In the basement of SOAS’ student union, there are numerous murals depicting individuals who have stood up to promote the rights and causes of ethnic minorities. They include political activists, scholars, musicians and other individuals.

Junot Diaz [pictured] is a writer who has defended the rights of Dominicans and Haitians, opposing the USA’s immigration policy as well as the Dominican government’s forced deportation of Haitian economic migrants.

It is figures like these that SOAS’ student union wants the university’s curriculum to focus on, instead of the white philosophers that currently form a big part of many courses. First published by the Daily Mail, the story has received a large amount of negative press as a short-sighted and “ignorant” policy.

Although The Tab has tried on multiple occasions to gain comment from the campaign’s organiser, Ali Habib, he has not replied to our emails or phone calls.

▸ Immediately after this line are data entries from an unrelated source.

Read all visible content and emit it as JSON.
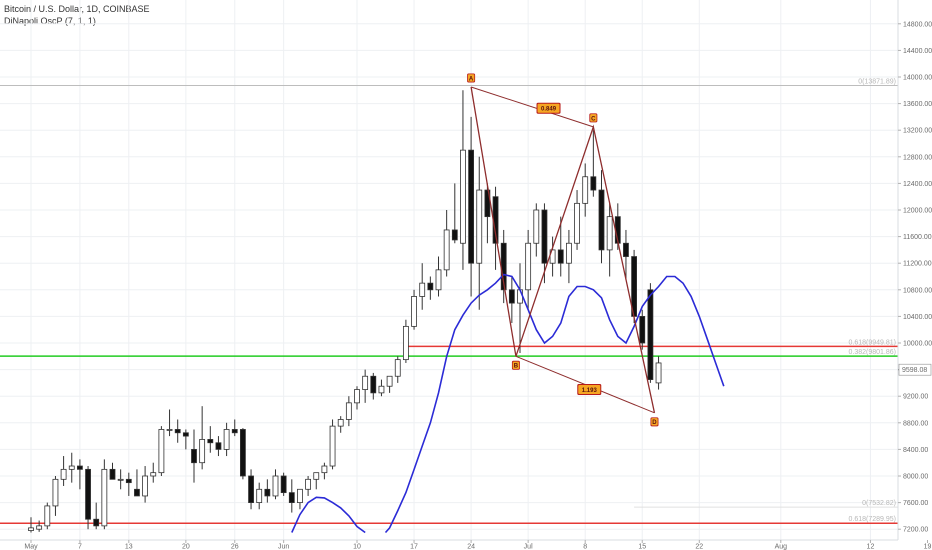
{
  "header": {
    "title": "Bitcoin / U.S. Dollar, 1D, COINBASE",
    "indicator": "DiNapoli OscP (7, 1, 1)"
  },
  "chart_data": {
    "type": "candlestick",
    "ylim": [
      7150,
      14950
    ],
    "y_ticks": [
      7200,
      7600,
      8000,
      8400,
      8800,
      9200,
      9600,
      10000,
      10400,
      10800,
      11200,
      11600,
      12000,
      12400,
      12800,
      13200,
      13600,
      14000,
      14400,
      14800
    ],
    "y_tick_labels": [
      "7200.00",
      "7600.00",
      "8000.00",
      "8400.00",
      "8800.00",
      "9200.00",
      "9600.00",
      "10000.00",
      "10400.00",
      "10800.00",
      "11200.00",
      "11600.00",
      "12000.00",
      "12400.00",
      "12800.00",
      "13200.00",
      "13600.00",
      "14000.00",
      "14400.00",
      "14800.00"
    ],
    "x_ticks": [
      {
        "label": "May",
        "d": 0
      },
      {
        "label": "7",
        "d": 6
      },
      {
        "label": "13",
        "d": 12
      },
      {
        "label": "20",
        "d": 19
      },
      {
        "label": "26",
        "d": 25
      },
      {
        "label": "Jun",
        "d": 31
      },
      {
        "label": "10",
        "d": 40
      },
      {
        "label": "17",
        "d": 47
      },
      {
        "label": "24",
        "d": 54
      },
      {
        "label": "Jul",
        "d": 61
      },
      {
        "label": "8",
        "d": 68
      },
      {
        "label": "15",
        "d": 75
      },
      {
        "label": "22",
        "d": 82
      },
      {
        "label": "Aug",
        "d": 92
      },
      {
        "label": "12",
        "d": 103
      },
      {
        "label": "19",
        "d": 110
      }
    ],
    "candles": [
      {
        "o": 7180,
        "h": 7380,
        "l": 7150,
        "c": 7220
      },
      {
        "o": 7200,
        "h": 7330,
        "l": 7160,
        "c": 7250
      },
      {
        "o": 7250,
        "h": 7600,
        "l": 7200,
        "c": 7550
      },
      {
        "o": 7550,
        "h": 8000,
        "l": 7400,
        "c": 7950
      },
      {
        "o": 7950,
        "h": 8300,
        "l": 7850,
        "c": 8100
      },
      {
        "o": 8100,
        "h": 8350,
        "l": 7900,
        "c": 8150
      },
      {
        "o": 8150,
        "h": 8250,
        "l": 7800,
        "c": 8100
      },
      {
        "o": 8100,
        "h": 8150,
        "l": 7200,
        "c": 7350
      },
      {
        "o": 7350,
        "h": 7600,
        "l": 7200,
        "c": 7250
      },
      {
        "o": 7250,
        "h": 8250,
        "l": 7200,
        "c": 8100
      },
      {
        "o": 8100,
        "h": 8200,
        "l": 7950,
        "c": 7950
      },
      {
        "o": 7950,
        "h": 8100,
        "l": 7800,
        "c": 7950
      },
      {
        "o": 7950,
        "h": 8050,
        "l": 7700,
        "c": 7900
      },
      {
        "o": 7800,
        "h": 8100,
        "l": 7700,
        "c": 7700
      },
      {
        "o": 7700,
        "h": 8150,
        "l": 7600,
        "c": 8000
      },
      {
        "o": 8000,
        "h": 8200,
        "l": 7900,
        "c": 8050
      },
      {
        "o": 8050,
        "h": 8750,
        "l": 8000,
        "c": 8700
      },
      {
        "o": 8700,
        "h": 9000,
        "l": 8600,
        "c": 8700
      },
      {
        "o": 8700,
        "h": 8850,
        "l": 8500,
        "c": 8650
      },
      {
        "o": 8650,
        "h": 8700,
        "l": 8400,
        "c": 8600
      },
      {
        "o": 8400,
        "h": 8700,
        "l": 7900,
        "c": 8200
      },
      {
        "o": 8200,
        "h": 9050,
        "l": 8100,
        "c": 8550
      },
      {
        "o": 8550,
        "h": 8750,
        "l": 8350,
        "c": 8500
      },
      {
        "o": 8500,
        "h": 8600,
        "l": 8300,
        "c": 8400
      },
      {
        "o": 8400,
        "h": 8800,
        "l": 8300,
        "c": 8700
      },
      {
        "o": 8700,
        "h": 8850,
        "l": 8600,
        "c": 8650
      },
      {
        "o": 8700,
        "h": 8720,
        "l": 7950,
        "c": 8000
      },
      {
        "o": 8000,
        "h": 8100,
        "l": 7500,
        "c": 7600
      },
      {
        "o": 7600,
        "h": 7900,
        "l": 7500,
        "c": 7800
      },
      {
        "o": 7800,
        "h": 7950,
        "l": 7600,
        "c": 7700
      },
      {
        "o": 7700,
        "h": 8100,
        "l": 7650,
        "c": 8000
      },
      {
        "o": 8000,
        "h": 8050,
        "l": 7700,
        "c": 7750
      },
      {
        "o": 7750,
        "h": 7950,
        "l": 7450,
        "c": 7600
      },
      {
        "o": 7600,
        "h": 7800,
        "l": 7500,
        "c": 7800
      },
      {
        "o": 7800,
        "h": 8000,
        "l": 7700,
        "c": 7950
      },
      {
        "o": 7950,
        "h": 8050,
        "l": 7800,
        "c": 8050
      },
      {
        "o": 8050,
        "h": 8200,
        "l": 7950,
        "c": 8150
      },
      {
        "o": 8150,
        "h": 8850,
        "l": 8100,
        "c": 8750
      },
      {
        "o": 8750,
        "h": 8900,
        "l": 8650,
        "c": 8850
      },
      {
        "o": 8850,
        "h": 9200,
        "l": 8750,
        "c": 9100
      },
      {
        "o": 9100,
        "h": 9350,
        "l": 9000,
        "c": 9300
      },
      {
        "o": 9300,
        "h": 9600,
        "l": 9100,
        "c": 9500
      },
      {
        "o": 9500,
        "h": 9550,
        "l": 9150,
        "c": 9250
      },
      {
        "o": 9250,
        "h": 9450,
        "l": 9200,
        "c": 9350
      },
      {
        "o": 9350,
        "h": 9500,
        "l": 9250,
        "c": 9500
      },
      {
        "o": 9500,
        "h": 9800,
        "l": 9400,
        "c": 9750
      },
      {
        "o": 9750,
        "h": 10350,
        "l": 9700,
        "c": 10250
      },
      {
        "o": 10250,
        "h": 10800,
        "l": 10200,
        "c": 10700
      },
      {
        "o": 10700,
        "h": 11200,
        "l": 10500,
        "c": 10900
      },
      {
        "o": 10900,
        "h": 11000,
        "l": 10650,
        "c": 10800
      },
      {
        "o": 10800,
        "h": 11300,
        "l": 10700,
        "c": 11100
      },
      {
        "o": 11100,
        "h": 12000,
        "l": 11000,
        "c": 11700
      },
      {
        "o": 11700,
        "h": 12400,
        "l": 11500,
        "c": 11550
      },
      {
        "o": 11500,
        "h": 13800,
        "l": 11100,
        "c": 12900
      },
      {
        "o": 12900,
        "h": 13400,
        "l": 10700,
        "c": 11200
      },
      {
        "o": 11200,
        "h": 12800,
        "l": 10500,
        "c": 12300
      },
      {
        "o": 12300,
        "h": 12400,
        "l": 11500,
        "c": 11900
      },
      {
        "o": 12200,
        "h": 12350,
        "l": 11100,
        "c": 11500
      },
      {
        "o": 11500,
        "h": 11700,
        "l": 10600,
        "c": 10800
      },
      {
        "o": 10800,
        "h": 11000,
        "l": 10300,
        "c": 10600
      },
      {
        "o": 10600,
        "h": 11200,
        "l": 9850,
        "c": 10800
      },
      {
        "o": 10800,
        "h": 11700,
        "l": 10500,
        "c": 11500
      },
      {
        "o": 11500,
        "h": 12100,
        "l": 11300,
        "c": 12000
      },
      {
        "o": 12000,
        "h": 12100,
        "l": 10900,
        "c": 11200
      },
      {
        "o": 11200,
        "h": 11600,
        "l": 11000,
        "c": 11400
      },
      {
        "o": 11400,
        "h": 11900,
        "l": 11000,
        "c": 11200
      },
      {
        "o": 11200,
        "h": 11700,
        "l": 10900,
        "c": 11500
      },
      {
        "o": 11500,
        "h": 12300,
        "l": 11400,
        "c": 12100
      },
      {
        "o": 12100,
        "h": 12700,
        "l": 11900,
        "c": 12500
      },
      {
        "o": 12500,
        "h": 13200,
        "l": 12200,
        "c": 12300
      },
      {
        "o": 12300,
        "h": 12600,
        "l": 11200,
        "c": 11400
      },
      {
        "o": 11400,
        "h": 12100,
        "l": 11000,
        "c": 11900
      },
      {
        "o": 11900,
        "h": 12100,
        "l": 11400,
        "c": 11500
      },
      {
        "o": 11500,
        "h": 11700,
        "l": 10950,
        "c": 11300
      },
      {
        "o": 11300,
        "h": 11400,
        "l": 10300,
        "c": 10400
      },
      {
        "o": 10400,
        "h": 10500,
        "l": 9900,
        "c": 10000
      },
      {
        "o": 10800,
        "h": 10900,
        "l": 9400,
        "c": 9450
      },
      {
        "o": 9400,
        "h": 9800,
        "l": 9300,
        "c": 9700
      }
    ],
    "oscillator": [
      [
        32,
        7150
      ],
      [
        33,
        7420
      ],
      [
        34,
        7600
      ],
      [
        35,
        7680
      ],
      [
        36,
        7670
      ],
      [
        37,
        7600
      ],
      [
        38,
        7520
      ],
      [
        39,
        7400
      ],
      [
        40,
        7240
      ],
      [
        41,
        7150
      ],
      [
        43.5,
        7150
      ],
      [
        44,
        7220
      ],
      [
        45,
        7480
      ],
      [
        46,
        7750
      ],
      [
        47,
        8100
      ],
      [
        48,
        8450
      ],
      [
        49,
        8800
      ],
      [
        50,
        9250
      ],
      [
        51,
        9800
      ],
      [
        52,
        10200
      ],
      [
        53,
        10420
      ],
      [
        54,
        10600
      ],
      [
        55,
        10720
      ],
      [
        56,
        10800
      ],
      [
        57,
        10900
      ],
      [
        58,
        11030
      ],
      [
        59,
        11000
      ],
      [
        60,
        10800
      ],
      [
        61,
        10500
      ],
      [
        62,
        10200
      ],
      [
        63,
        10000
      ],
      [
        64,
        10100
      ],
      [
        65,
        10300
      ],
      [
        66,
        10700
      ],
      [
        67,
        10850
      ],
      [
        68,
        10850
      ],
      [
        69,
        10800
      ],
      [
        70,
        10680
      ],
      [
        71,
        10350
      ],
      [
        72,
        10100
      ],
      [
        73,
        10000
      ],
      [
        74,
        10250
      ],
      [
        75,
        10550
      ],
      [
        76,
        10720
      ],
      [
        77,
        10850
      ],
      [
        78,
        11000
      ],
      [
        79,
        11000
      ],
      [
        80,
        10900
      ],
      [
        81,
        10700
      ],
      [
        82,
        10400
      ],
      [
        83,
        10050
      ],
      [
        84,
        9700
      ],
      [
        85,
        9350
      ]
    ],
    "hlines": [
      {
        "y": 13871.89,
        "color": "#bdbdbd",
        "label": "0(13871.89)",
        "x0d": -1
      },
      {
        "y": 9949.81,
        "color": "#e53935",
        "label": "0.618(9949.81)",
        "x0d": 46
      },
      {
        "y": 9801.86,
        "color": "#22cc22",
        "label": "0.382(9801.86)",
        "x0d": -1
      },
      {
        "y": 7289.95,
        "color": "#e53935",
        "label": "0.618(7289.95)",
        "x0d": -1
      },
      {
        "y": 7532.82,
        "color": "#e0e0e0",
        "label": "0(7532.82)",
        "x0d": 74
      }
    ],
    "pattern": {
      "points": [
        {
          "label": "A",
          "d": 54,
          "y": 13850
        },
        {
          "label": "B",
          "d": 59.5,
          "y": 9800
        },
        {
          "label": "C",
          "d": 69,
          "y": 13250
        },
        {
          "label": "D",
          "d": 76.5,
          "y": 8950
        }
      ],
      "ratios": [
        {
          "text": "0.849",
          "d": 63.5,
          "y": 13530
        },
        {
          "text": "1.193",
          "d": 68.5,
          "y": 9300
        }
      ]
    },
    "price_label": "9598.08",
    "price_value": 9598.08
  }
}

Instead, we went around the SOAS campus and asked students for their thoughts on the campaign.

Riyah, 20, 2nd Year, History

“The SU was elected on these issues, on their values towards this topic [of Decolonising SOAS]. Since last year when the campaign started, you can see the diversity of the figures that people have voted to be put on the SU walls. It resonates throughout SOAS, and it hasn’t been reflected in these news stories.

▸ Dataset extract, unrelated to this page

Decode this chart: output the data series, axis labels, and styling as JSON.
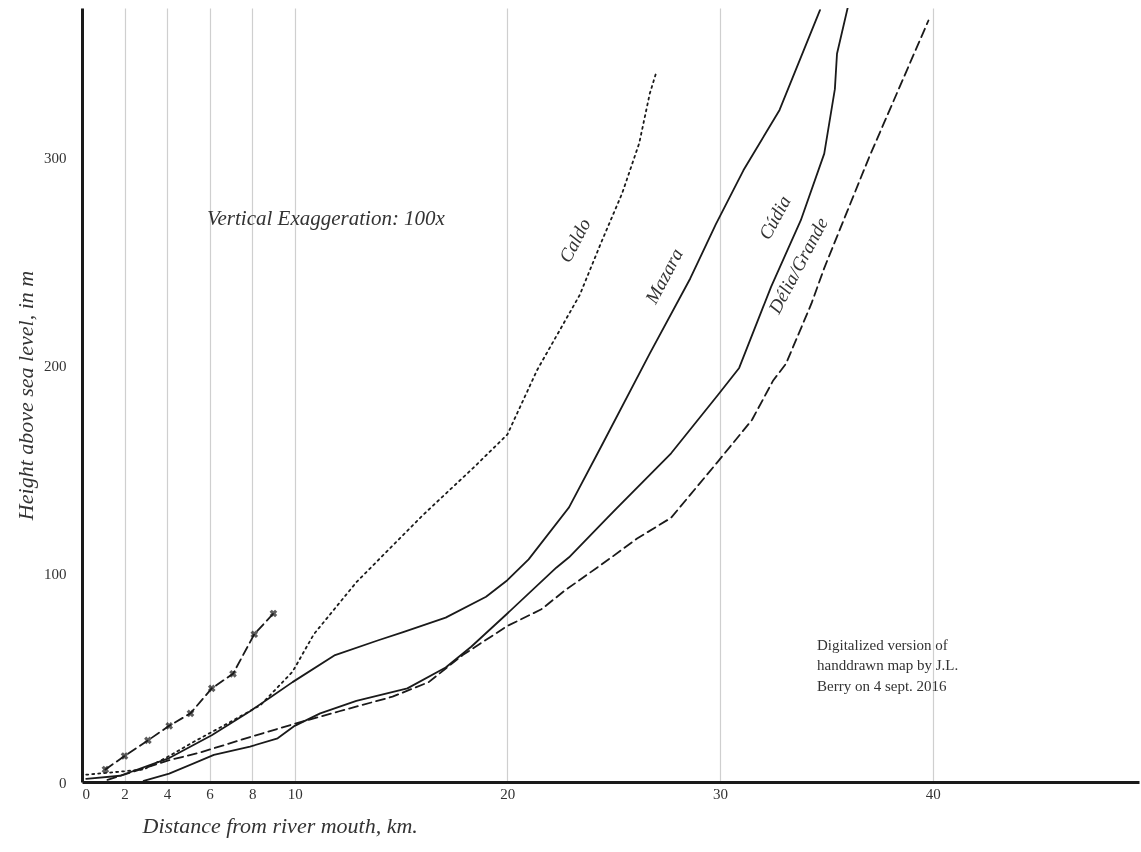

“It’s not about the race of the author or scholar, or where they’re from…it’s about their work. Universities should be putting the best ideas out there. You need to have some kind of debate from other regional perspectives, because they have another background to the same debate. The whole idea of coming to university is about gaining a broader perspective.”

Jasmyn, 22, MA Religion and Global Politics

“My Professor wrote something on Overheard at SOAS about the World Philosophies response to all the misinformation that has been spreading. Basically I agree with that. Our first term was all European writers. I don’t think anyone is interested in completely getting rid of them, it’s just about bringing these variety of cultures alongside each other and having them in conversation.”

Mohammad, 22, MA Islamic Societies in Culture

“I think it’s a good campaign in that it exposes people to a whole variety of different thinkers, and ideas that aren’t necessarily taught in a traditional teaching of philosophy.”

James, 23, 2nd Year, Music

“The Daily Mail started it. All I have to say about it is it’s pretty silly that people are listening to the Mail. They’re interested in reverse racism, which isn’t what it’s about.”

Dan, 20, 2nd Year, Music and Social Anthropology

“The Mail were the first to misrepresent it. Didn’t a SOAS academic think that the Mail’s slant was the right line? That itself is kind of sad.”

Austyn, 19, 2nd Year, History and International Relations and Joy, 19, 2nd Year Middle Eastern Studies

Joy: “If you’re at SOAS, you don’t really want to study some boring white guy. They shouldn’t be taken out, but with the English degree, it’s all white people…It needs to be more about what SOAS is called; what you come here for.”

Austyn: “I don’t think they [white philosophers] should be taken out…You wouldn’t see another university make such a fuss.”